The predicted mass adoption of EVs and resultant charging of EVs at home can help explain why governments and utilities are investing in and escalating the adoption of smart grids and the long overdue upgrade to the electric grid.

Long-term blackouts due to things like storms causing trees to fall on power lines will become a quaint memory of old technology. Electricity will be generated, distributed, and consumed with more transparency.

Distribution automation will give utilities the ability to automatically and remotely detect the location of circuit faults and implement work-arounds or fixes, dramatically increasing the speed and ease with which electricity is restored in the event of disruption. It will also allow electricity grids to supplement a local load with an intermittent local power source like wind or solar in real-time as it becomes available. It will do so in conjunction with the peak and off-peaks loads of its upper-layer grid source as well, giving the extended grid even more reliability, according to Pike Research.

Brown-outs, which often stem from things like mass air conditioner use in summer, will simply just not happen because utilities will have the data to be prepared and manage electricity distribution.

Smart-grid analytics will play a major role in managing the massive amount of electricity generation and usage data collected at both the lowest and highest levels, and then used to optimize service. That application is the key to making distribution management of loads and demand response possible. But expect turf wars between engineering, billing, and operations since presently there are many different systems at different levels that "own" the information from smart meters to distribution network management.

Commercial customers will have more control over their electricity needs, and be able to track their carbon emissions as part of that management.
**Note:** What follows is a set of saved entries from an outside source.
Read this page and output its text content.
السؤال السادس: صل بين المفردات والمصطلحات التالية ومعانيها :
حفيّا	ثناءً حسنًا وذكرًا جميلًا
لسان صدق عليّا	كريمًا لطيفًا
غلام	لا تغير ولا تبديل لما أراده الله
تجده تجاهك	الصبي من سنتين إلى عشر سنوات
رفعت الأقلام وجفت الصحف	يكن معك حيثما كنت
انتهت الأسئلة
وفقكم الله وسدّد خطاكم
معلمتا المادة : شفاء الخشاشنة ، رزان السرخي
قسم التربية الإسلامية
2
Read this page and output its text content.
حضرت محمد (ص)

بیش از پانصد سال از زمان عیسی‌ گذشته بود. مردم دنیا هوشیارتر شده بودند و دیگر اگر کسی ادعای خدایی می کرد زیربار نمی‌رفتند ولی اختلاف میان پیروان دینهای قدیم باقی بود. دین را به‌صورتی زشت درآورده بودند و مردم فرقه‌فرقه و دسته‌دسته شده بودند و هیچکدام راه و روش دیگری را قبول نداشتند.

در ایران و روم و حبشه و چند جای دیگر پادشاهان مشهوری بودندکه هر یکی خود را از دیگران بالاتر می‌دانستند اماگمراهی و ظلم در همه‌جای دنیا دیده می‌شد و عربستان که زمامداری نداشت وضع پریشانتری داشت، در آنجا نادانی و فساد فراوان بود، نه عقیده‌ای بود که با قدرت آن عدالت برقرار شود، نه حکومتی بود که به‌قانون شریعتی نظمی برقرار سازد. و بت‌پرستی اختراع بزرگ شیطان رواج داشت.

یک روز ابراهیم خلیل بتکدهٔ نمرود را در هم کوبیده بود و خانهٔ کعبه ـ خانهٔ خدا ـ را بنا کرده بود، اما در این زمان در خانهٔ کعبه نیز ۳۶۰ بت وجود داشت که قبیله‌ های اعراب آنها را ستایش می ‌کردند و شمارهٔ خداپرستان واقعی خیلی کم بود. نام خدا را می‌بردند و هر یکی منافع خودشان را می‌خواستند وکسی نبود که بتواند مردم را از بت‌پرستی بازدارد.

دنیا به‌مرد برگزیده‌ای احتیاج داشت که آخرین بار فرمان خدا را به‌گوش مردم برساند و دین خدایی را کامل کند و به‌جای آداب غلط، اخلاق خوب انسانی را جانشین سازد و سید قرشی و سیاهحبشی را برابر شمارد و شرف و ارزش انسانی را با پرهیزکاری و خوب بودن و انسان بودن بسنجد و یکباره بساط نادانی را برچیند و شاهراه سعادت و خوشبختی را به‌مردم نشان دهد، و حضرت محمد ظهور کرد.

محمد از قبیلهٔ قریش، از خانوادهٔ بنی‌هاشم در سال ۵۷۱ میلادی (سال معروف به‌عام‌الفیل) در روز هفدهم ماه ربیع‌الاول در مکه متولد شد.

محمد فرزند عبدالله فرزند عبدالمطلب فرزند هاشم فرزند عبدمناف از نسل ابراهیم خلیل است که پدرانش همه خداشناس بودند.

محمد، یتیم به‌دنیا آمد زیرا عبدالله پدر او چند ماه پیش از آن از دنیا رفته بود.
Large companies will partner with utilities on projects to accommodate their energy needs rather than simply be at their mercy as clients. Large commercial and industrial buildings will begin to take more responsibility and management of energy use and needs. Demand response, essentially the integration of IT and energy management, will not solely remain the domain of utilities as building energy and management systems become the norm. Expect these companies to use a BEMS service provided to them by their existing building services provider like Johnson Controls, Honeywell, or Siemens. IT services giants like Cisco Systems and IBM could also become large players, according to the report.

Gone are the days when companies had no idea about the volume of carbon emissions they and their partners spewed.

Carbon management systems are mastering the complicated analysis of a company's carbon emissions output and efforts at curtailment, and will stick as a tool despite political disagreement over how carbon emissions in the U.S. should be managed. Carbon analysis and management will become just another type of business process data system offered by IT service companies as part of a company's overall energy management portfolio, according to the report.

The six central smart-grid applications represent an inevitable lurch forward toward a more transparent and controlled use of electricity overall. The changes will benefit residential consumers, industrial energy consumers, utilities, enterprises, service providers, and even automotive companies, according to Pike Research.